Astaga, masih tampan atau malah lebih tampan dari dulu. Kenapa juga tubuh Senja tidak bisa diajak berkompromi.
"Eh, maksudnya aku enggak marah. Memang marah karena apa?"
Buru-buru Senja menjelaskan. Halo, Senja Kirana kalian berdua sudah menjadi orang asing, maksudnya memang orang asing sejak pertama kali bertemu. Duh, apa sih pokoknya gitu dah.
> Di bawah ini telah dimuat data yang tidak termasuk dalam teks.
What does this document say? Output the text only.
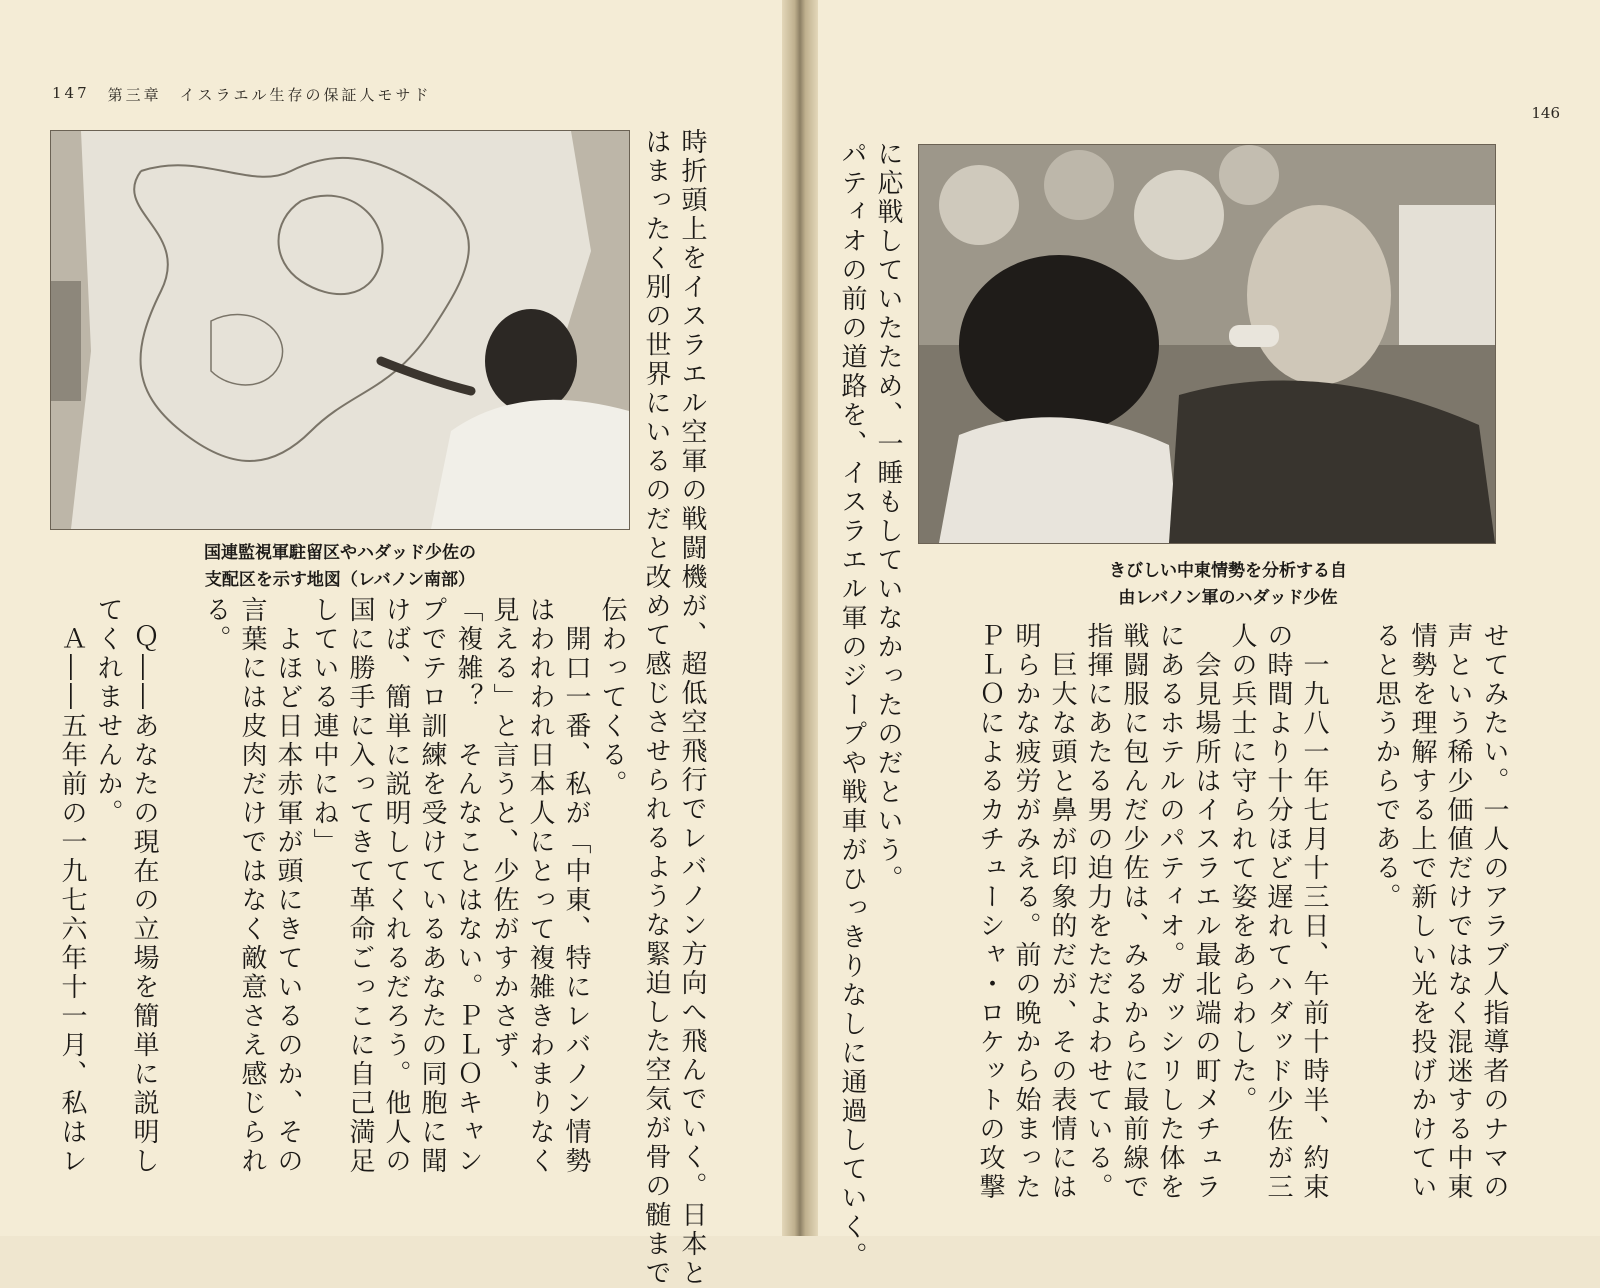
147 第三章 イスラエル生存の保証人モサド
国連監視軍駐留区やハダッド少佐の
支配区を示す地図（レバノン南部）	時折頭上をイスラエル空軍の戦闘機が、超低空飛行でレバノン方向へ飛んでいく。日本と
はまったく別の世界にいるのだと改めて感じさせられるような緊迫した空気が骨の髄まで
伝わってくる。
　開口一番、私が「中東、特にレバノン情勢
はわれわれ日本人にとって複雑きわまりなく
見える」と言うと、少佐がすかさず、
「複雑？　そんなことはない。ＰＬＯキャン
プでテロ訓練を受けているあなたの同胞に聞
けば、簡単に説明してくれるだろう。他人の
国に勝手に入ってきて革命ごっこに自己満足
している連中にね」
　よほど日本赤軍が頭にきているのか、その
言葉には皮肉だけではなく敵意さえ感じられ
る。

　Ｑ――あなたの現在の立場を簡単に説明し
てくれませんか。
　Ａ――五年前の一九七六年十一月、私はレ
146
きびしい中東情勢を分析する自
由レバノン軍のハダッド少佐
に応戦していたため、一睡もしていなかったのだという。
パティオの前の道路を、イスラエル軍のジープや戦車がひっきりなしに通過していく。	せてみたい。一人のアラブ人指導者のナマの
声という稀少価値だけではなく混迷する中東
情勢を理解する上で新しい光を投げかけてい
ると思うからである。

　一九八一年七月十三日、午前十時半、約束
の時間より十分ほど遅れてハダッド少佐が三
人の兵士に守られて姿をあらわした。
　会見場所はイスラエル最北端の町メチュラ
にあるホテルのパティオ。ガッシリした体を
戦闘服に包んだ少佐は、みるからに最前線で
指揮にあたる男の迫力をただよわせている。
　巨大な頭と鼻が印象的だが、その表情には
明らかな疲労がみえる。前の晩から始まった
ＰＬＯによるカチューシャ・ロケットの攻撃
"Aku minta maaf karena pergi gitu aja waktu itu."
Huh, dasar! Sudah membuat orang tidak tenang waktu bekerja. Eh, malah pergi, pakai nulis surat perpisahan lagi!
"Santai saja."
Lain di mulut, lain di hati. Begitu saja terus, sampai harga sembako turun!
"Kamu ada waktu. Aku traktir makan."
"Maaf, aku harus pulang."
Menolak adalah pilihan paling benar.
"Oh, kalau begitu aku antar."
"Tidak perlu, nanti merepotkan."
Langit terlihat menggeleng. "Tidak merepotkan, ayo!"
Tangan Senja ditarik menuju mobil yang ada di tempat parkir swalayan itu.
Ini untung atau buntung. Duh, jantung Senja kenapa malah berdetak sekencang ini.
"Kita langsung pulang?"
Kita? Langsung pulang? Seperti mereka satu rumah saja.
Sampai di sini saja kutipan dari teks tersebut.